Zhang X J, Jiang H Y, Li L M, Yuan L H, Chen J P
Guangdong Entomological Institute, Guangzhou, China.
Guangdong Public Laboratory of Wild Animal Conservation and Utilization, Guangzhou, China.
Genet Mol Res. 2016 Jun 20;15(2):gmr7999. doi: 10.4238/gmr.15027999.
The aim of this study was to provide comprehensive insights into the genetic background of sturgeon by transcriptome study. We performed a de novo assembly of the Amur sturgeon Acipenser schrenckii transcriptome using Illumina Hiseq 2000 sequencing. A total of 148,817 non-redundant unigenes with base length of approximately 121,698,536 bp and ranges from 201 to 26,789 bp were obtained. All the unigenes were classified into 3368 distinct categories and 145,449 singletons by homologous transcript cluster analysis. In all, 46,865 (31.49%) unigenes showed homologous matches with Nr database and 32,214 (21.65%) unigenes were matched to Nt database. In total, 24,862 unigenes were categorized into significantly enriched 52 function groups by GO analysis, and 38,436 unigenes were classified into 25 groups by KOG prediction, as well as 128 enriched KEGG pathways were identified by 45,598 unigenes (P < 0.05). Subsequently, a total of 19,860 SSRs markers were identified with the abundant di-nucleotide type (10,658; 53.67%) and the most AT/TA motif repeats (2689; 13.54%). A total of 1341 conserved lncRNAs were identified by a customized pipeline. Our study provides new sequence and function information for A. schrenckii, which will be the basis for further genetic studies on sturgeon species. The huge number of potential SSRs and putatively conserved lncRNAs isolated by the transcriptome also shed light on research in many fields, including the evolution, conservation management, and biological processes in sturgeon.
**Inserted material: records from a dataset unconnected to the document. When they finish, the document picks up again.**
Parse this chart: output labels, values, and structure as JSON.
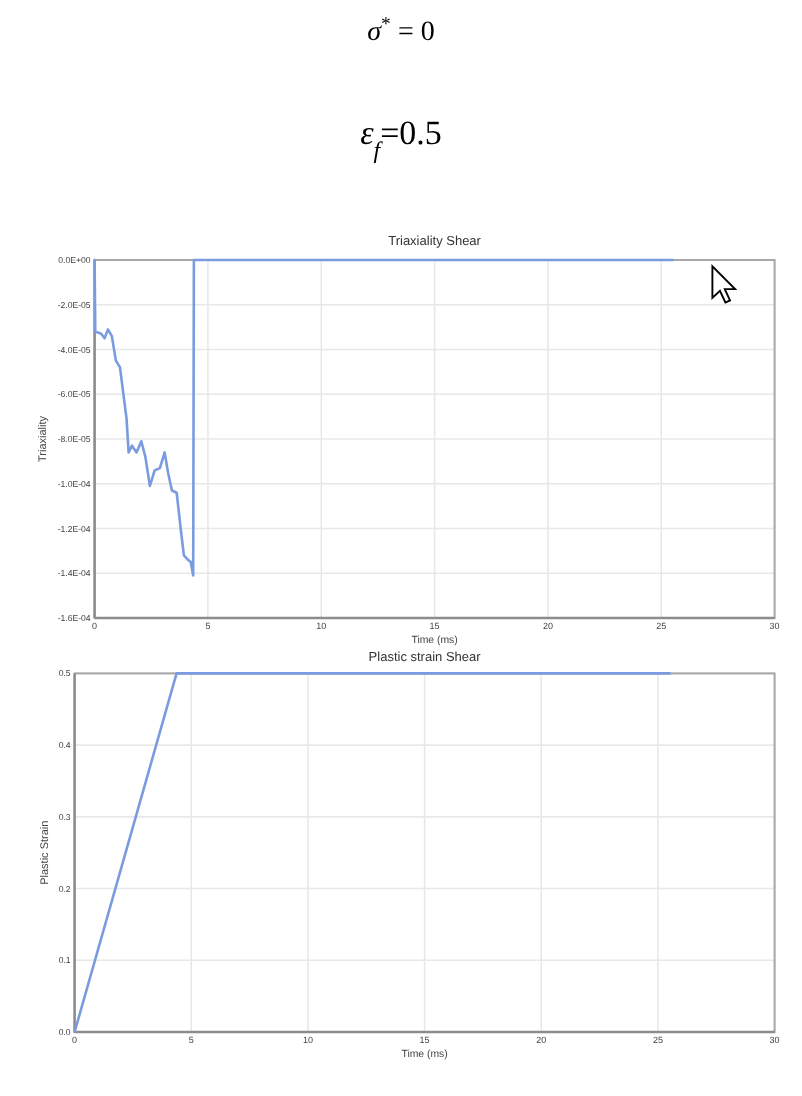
{
  "chart_data": [
    {
      "type": "line",
      "title": "Triaxiality Shear",
      "xlabel": "Time (ms)",
      "ylabel": "Triaxiality",
      "annotations": [
        "σ$^{*}$ = 0",
        "ε$_{f}$=0.5"
      ],
      "x": [
        0,
        0.03,
        0.29,
        0.44,
        0.59,
        0.76,
        0.94,
        1.12,
        1.41,
        1.5,
        1.65,
        1.85,
        2.06,
        2.24,
        2.44,
        2.65,
        2.88,
        3.09,
        3.24,
        3.41,
        3.62,
        3.82,
        3.94,
        4.12,
        4.24,
        4.35,
        4.38,
        25.5
      ],
      "series": [
        {
          "color": "#7b9be0",
          "values": [
            0,
            -3.2e-05,
            -3.3e-05,
            -3.5e-05,
            -3.1e-05,
            -3.4e-05,
            -4.5e-05,
            -4.8e-05,
            -7.1e-05,
            -8.6e-05,
            -8.3e-05,
            -8.6e-05,
            -8.1e-05,
            -8.8e-05,
            -0.000101,
            -9.4e-05,
            -9.3e-05,
            -8.6e-05,
            -9.5e-05,
            -0.000103,
            -0.000104,
            -0.000122,
            -0.000132,
            -0.000134,
            -0.000135,
            -0.000141,
            0,
            0
          ]
        }
      ],
      "xlim": [
        0,
        30
      ],
      "ylim": [
        -0.00016,
        0
      ],
      "xticks": [
        0,
        5,
        10,
        15,
        20,
        25,
        30
      ],
      "yticks": [
        {
          "value": 0,
          "label": "0.0E+00"
        },
        {
          "value": -2e-05,
          "label": "-2.0E-05"
        },
        {
          "value": -4e-05,
          "label": "-4.0E-05"
        },
        {
          "value": -6e-05,
          "label": "-6.0E-05"
        },
        {
          "value": -8e-05,
          "label": "-8.0E-05"
        },
        {
          "value": -0.0001,
          "label": "-1.0E-04"
        },
        {
          "value": -0.00012,
          "label": "-1.2E-04"
        },
        {
          "value": -0.00014,
          "label": "-1.4E-04"
        },
        {
          "value": -0.00016,
          "label": "-1.6E-04"
        }
      ],
      "grid": true
    },
    {
      "type": "line",
      "title": "Plastic strain Shear",
      "xlabel": "Time (ms)",
      "ylabel": "Plastic Strain",
      "x": [
        0,
        4.37,
        25.5
      ],
      "series": [
        {
          "color": "#7b9be0",
          "values": [
            0,
            0.5,
            0.5
          ]
        }
      ],
      "xlim": [
        0,
        30
      ],
      "ylim": [
        0,
        0.5
      ],
      "xticks": [
        0,
        5,
        10,
        15,
        20,
        25,
        30
      ],
      "yticks": [
        {
          "value": 0,
          "label": "0.0"
        },
        0.1,
        0.2,
        0.3,
        0.4,
        0.5
      ],
      "grid": true
    }
  ]
}
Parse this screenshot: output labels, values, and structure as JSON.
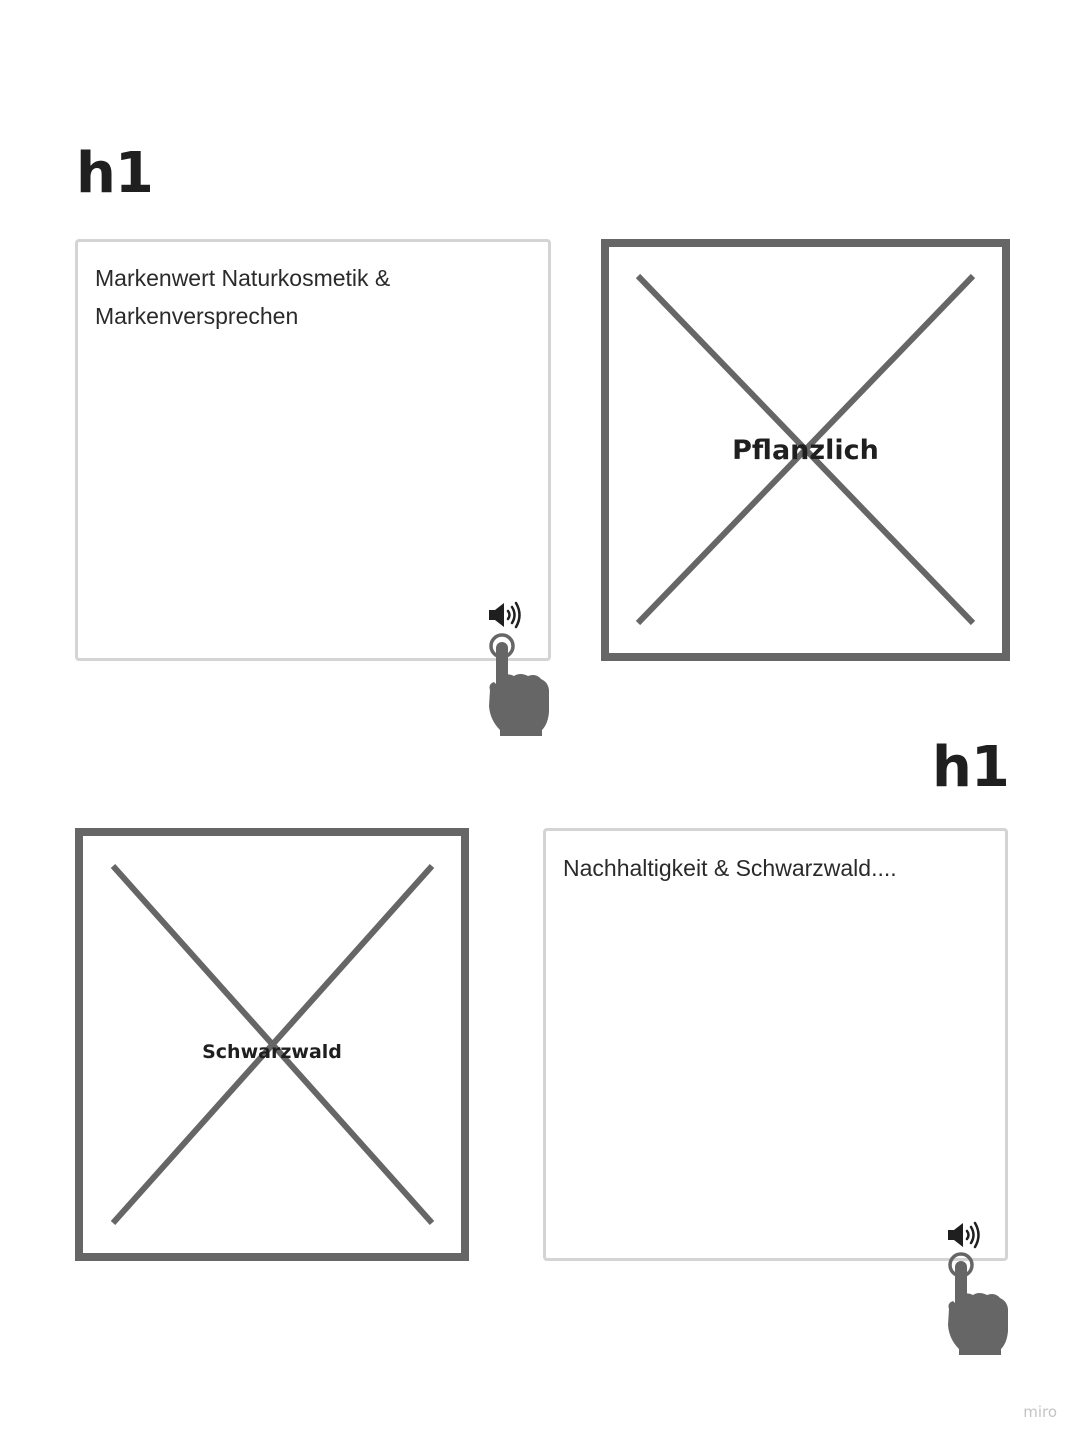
{
  "headings": [
    "h1",
    "h1"
  ],
  "text_boxes": [
    {
      "lines": [
        "Markenwert Naturkosmetik &",
        "Markenversprechen"
      ]
    },
    {
      "lines": [
        "Nachhaltigkeit & Schwarzwald...."
      ]
    }
  ],
  "image_placeholders": [
    {
      "label": "Pflanzlich"
    },
    {
      "label": "Schwarzwald"
    }
  ],
  "icons": {
    "speaker": "speaker-icon",
    "hand": "pointing-hand-icon"
  },
  "colors": {
    "placeholder_stroke": "#666666",
    "box_border": "#d4d4d4",
    "text": "#2a2a2a"
  },
  "watermark": "miro"
}
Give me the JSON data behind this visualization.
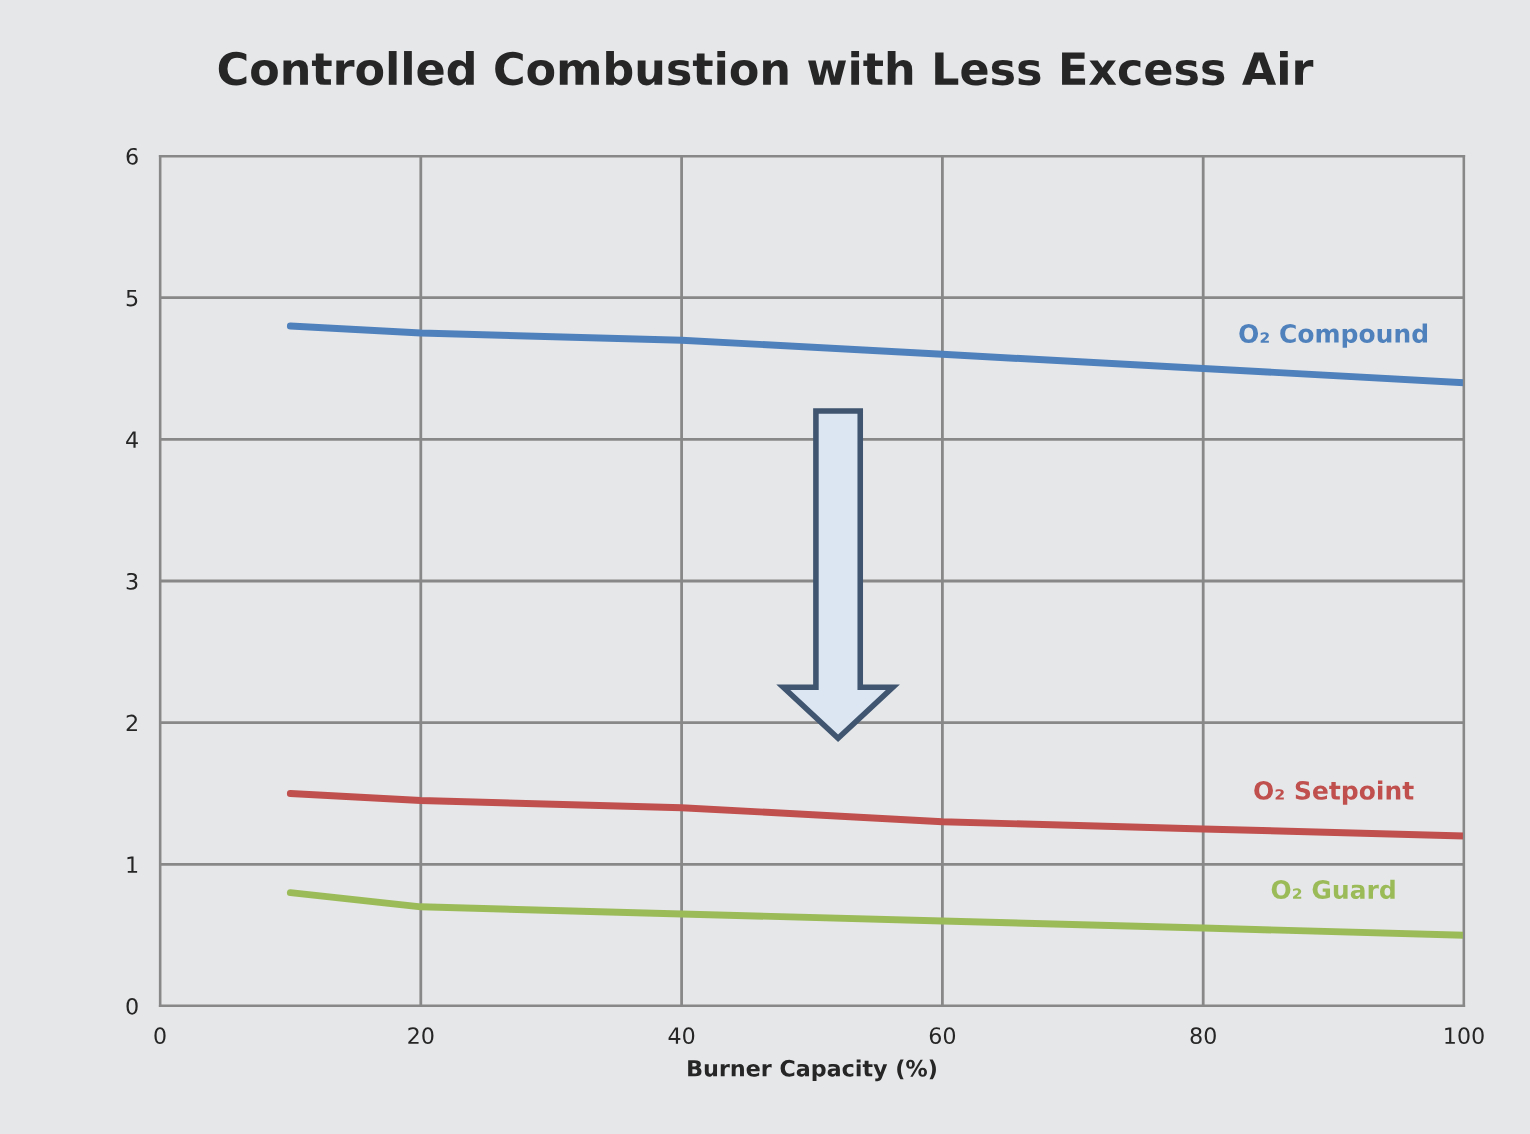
{
  "chart_data": {
    "type": "line",
    "title": "Controlled Combustion with Less Excess Air",
    "xlabel": "Burner Capacity (%)",
    "x": [
      10,
      20,
      40,
      60,
      80,
      100
    ],
    "series": [
      {
        "name": "O₂ Compound",
        "color": "#4f81bd",
        "values": [
          4.8,
          4.75,
          4.7,
          4.6,
          4.5,
          4.4
        ]
      },
      {
        "name": "O₂ Setpoint",
        "color": "#c0504d",
        "values": [
          1.5,
          1.45,
          1.4,
          1.3,
          1.25,
          1.2
        ]
      },
      {
        "name": "O₂ Guard",
        "color": "#9bbb59",
        "values": [
          0.8,
          0.7,
          0.65,
          0.6,
          0.55,
          0.5
        ]
      }
    ],
    "xlim": [
      0,
      100
    ],
    "xticks": [
      0,
      20,
      40,
      60,
      80,
      100
    ],
    "ylim": [
      0,
      6
    ],
    "yticks": [
      0,
      1,
      2,
      3,
      4,
      5,
      6
    ],
    "grid": true,
    "legend": false,
    "marker": "none",
    "line_style": "solid"
  }
}
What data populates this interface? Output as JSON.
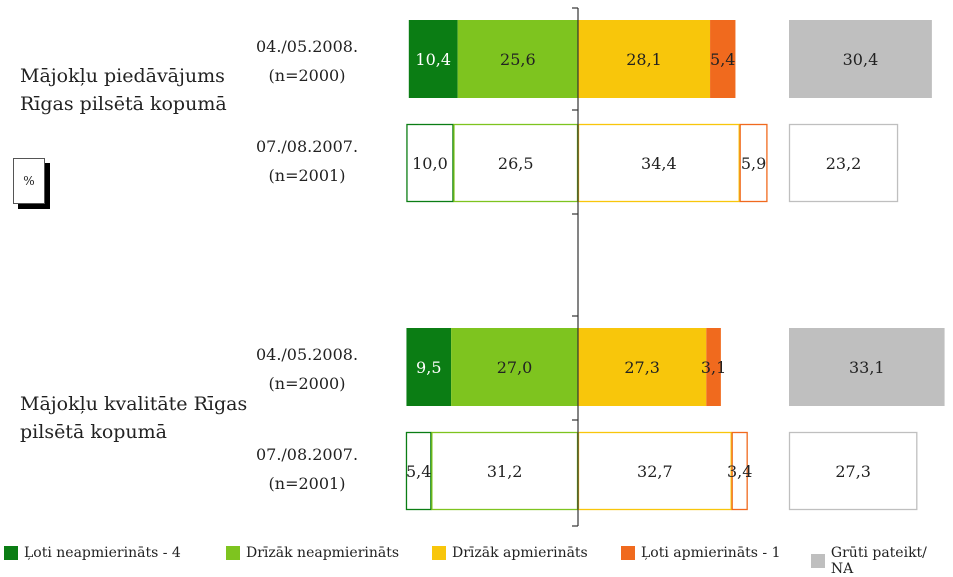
{
  "unit_label": "%",
  "colors": {
    "very_dissatisfied": "#0b7d14",
    "rather_dissatisfied": "#7ec41f",
    "rather_satisfied": "#f8c60b",
    "very_satisfied": "#f06a1e",
    "hard_to_say": "#bfbfbf"
  },
  "chart_data": {
    "type": "bar",
    "orientation": "horizontal-stacked-diverging",
    "series": [
      {
        "key": "very_dissatisfied",
        "name": "Ļoti neapmierināts - 4"
      },
      {
        "key": "rather_dissatisfied",
        "name": "Drīzāk neapmierināts"
      },
      {
        "key": "rather_satisfied",
        "name": "Drīzāk apmierināts"
      },
      {
        "key": "very_satisfied",
        "name": "Ļoti apmierināts - 1"
      },
      {
        "key": "hard_to_say",
        "name": "Grūti pateikt/ NA"
      }
    ],
    "groups": [
      {
        "title": "Mājokļu piedāvājums\nRīgas pilsētā kopumā",
        "rows": [
          {
            "period": "04./05.2008.",
            "n": "(n=2000)",
            "filled": true,
            "values": {
              "very_dissatisfied": 10.4,
              "rather_dissatisfied": 25.6,
              "rather_satisfied": 28.1,
              "very_satisfied": 5.4,
              "hard_to_say": 30.4
            },
            "labels": {
              "very_dissatisfied": "10,4",
              "rather_dissatisfied": "25,6",
              "rather_satisfied": "28,1",
              "very_satisfied": "5,4",
              "hard_to_say": "30,4"
            }
          },
          {
            "period": "07./08.2007.",
            "n": "(n=2001)",
            "filled": false,
            "values": {
              "very_dissatisfied": 10.0,
              "rather_dissatisfied": 26.5,
              "rather_satisfied": 34.4,
              "very_satisfied": 5.9,
              "hard_to_say": 23.2
            },
            "labels": {
              "very_dissatisfied": "10,0",
              "rather_dissatisfied": "26,5",
              "rather_satisfied": "34,4",
              "very_satisfied": "5,9",
              "hard_to_say": "23,2"
            }
          }
        ]
      },
      {
        "title": "Mājokļu kvalitāte Rīgas\npilsētā kopumā",
        "rows": [
          {
            "period": "04./05.2008.",
            "n": "(n=2000)",
            "filled": true,
            "values": {
              "very_dissatisfied": 9.5,
              "rather_dissatisfied": 27.0,
              "rather_satisfied": 27.3,
              "very_satisfied": 3.1,
              "hard_to_say": 33.1
            },
            "labels": {
              "very_dissatisfied": "9,5",
              "rather_dissatisfied": "27,0",
              "rather_satisfied": "27,3",
              "very_satisfied": "3,1",
              "hard_to_say": "33,1"
            }
          },
          {
            "period": "07./08.2007.",
            "n": "(n=2001)",
            "filled": false,
            "values": {
              "very_dissatisfied": 5.4,
              "rather_dissatisfied": 31.2,
              "rather_satisfied": 32.7,
              "very_satisfied": 3.4,
              "hard_to_say": 27.3
            },
            "labels": {
              "very_dissatisfied": "5,4",
              "rather_dissatisfied": "31,2",
              "rather_satisfied": "32,7",
              "very_satisfied": "3,4",
              "hard_to_say": "27,3"
            }
          }
        ]
      }
    ]
  }
}
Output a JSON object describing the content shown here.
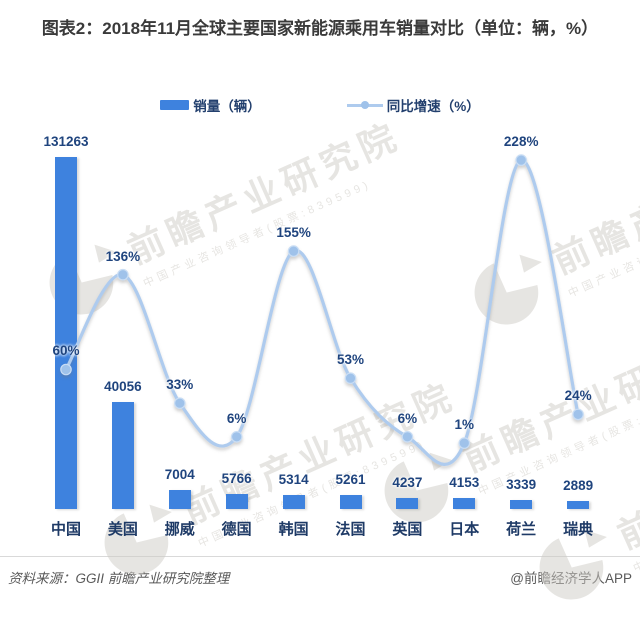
{
  "title": "图表2：2018年11月全球主要国家新能源乘用车销量对比（单位：辆，%）",
  "legend": {
    "items": [
      {
        "label": "销量（辆）",
        "type": "bar"
      },
      {
        "label": "同比增速（%）",
        "type": "line"
      }
    ]
  },
  "footer": {
    "source_note": "资料来源：GGII 前瞻产业研究院整理",
    "credit": "@前瞻经济学人APP"
  },
  "watermark": {
    "brand": "前瞻产业研究院",
    "subtitle": "中国产业咨询领导者(股票:839599)"
  },
  "colors": {
    "bar": "#3e82de",
    "line": "#aecbee",
    "dot": "#9fc2ea",
    "dot_stroke": "#c9ddf4",
    "label_navy": "#1f447e",
    "category_navy": "#1e3a66",
    "title_gray": "#3a3a3a",
    "footer_gray": "#595959",
    "watermark_gray": "#cfccc6"
  },
  "chart_data": {
    "type": "bar",
    "title": "2018年11月全球主要国家新能源乘用车销量对比",
    "categories": [
      "中国",
      "美国",
      "挪威",
      "德国",
      "韩国",
      "法国",
      "英国",
      "日本",
      "荷兰",
      "瑞典"
    ],
    "series": [
      {
        "name": "销量（辆）",
        "type": "bar",
        "unit": "辆",
        "values": [
          131263,
          40056,
          7004,
          5766,
          5314,
          5261,
          4237,
          4153,
          3339,
          2889
        ]
      },
      {
        "name": "同比增速（%）",
        "type": "line",
        "unit": "%",
        "values": [
          60,
          136,
          33,
          6,
          155,
          53,
          6,
          1,
          228,
          24
        ]
      }
    ],
    "xlabel": "",
    "ylabel": "",
    "legend_position": "top",
    "grid": false,
    "data_labels": true
  }
}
本研究的目的是通过转录组研究全面洞察鲟鱼的遗传背景。我们使用Illumina Hiseq 2000测序对施氏鲟(Acipenser schrenckii)转录组进行了从头组装。共获得148,817个非冗余单基因,碱基长度约为121,698,536 bp,范围从201到26,789 bp。通过同源转录本聚类分析,所有单基因被分为3368个不同类别和145,449个单拷贝基因。总计,46,865个(31.49%)单基因与Nr数据库显示同源匹配,32,214个(21.65%)单基因与Nt数据库匹配。通过GO分析,总共24,862个单基因被分类到显著富集的52个功能组中,38,436个单基因通过KOG预测被分为25个组,同时45,598个单基因鉴定出128条富集的KEGG通路(P < 0.05)。随后,共鉴定出19,860个SSR标记,其中丰富的二核苷酸类型(10,658个;53.67%)和最多的AT/TA基序重复(2689个;13.54%)。通过定制流程鉴定出总共1341个保守lncRNA。我们的研究为施氏鲟提供了新的序列和功能信息,这将成为鲟鱼物种进一步遗传研究的基础。通过转录组分离出的大量潜在SSR和假定保守的lncRNA也为包括鲟鱼进化、保护管理和生物学过程等许多领域的研究提供了线索。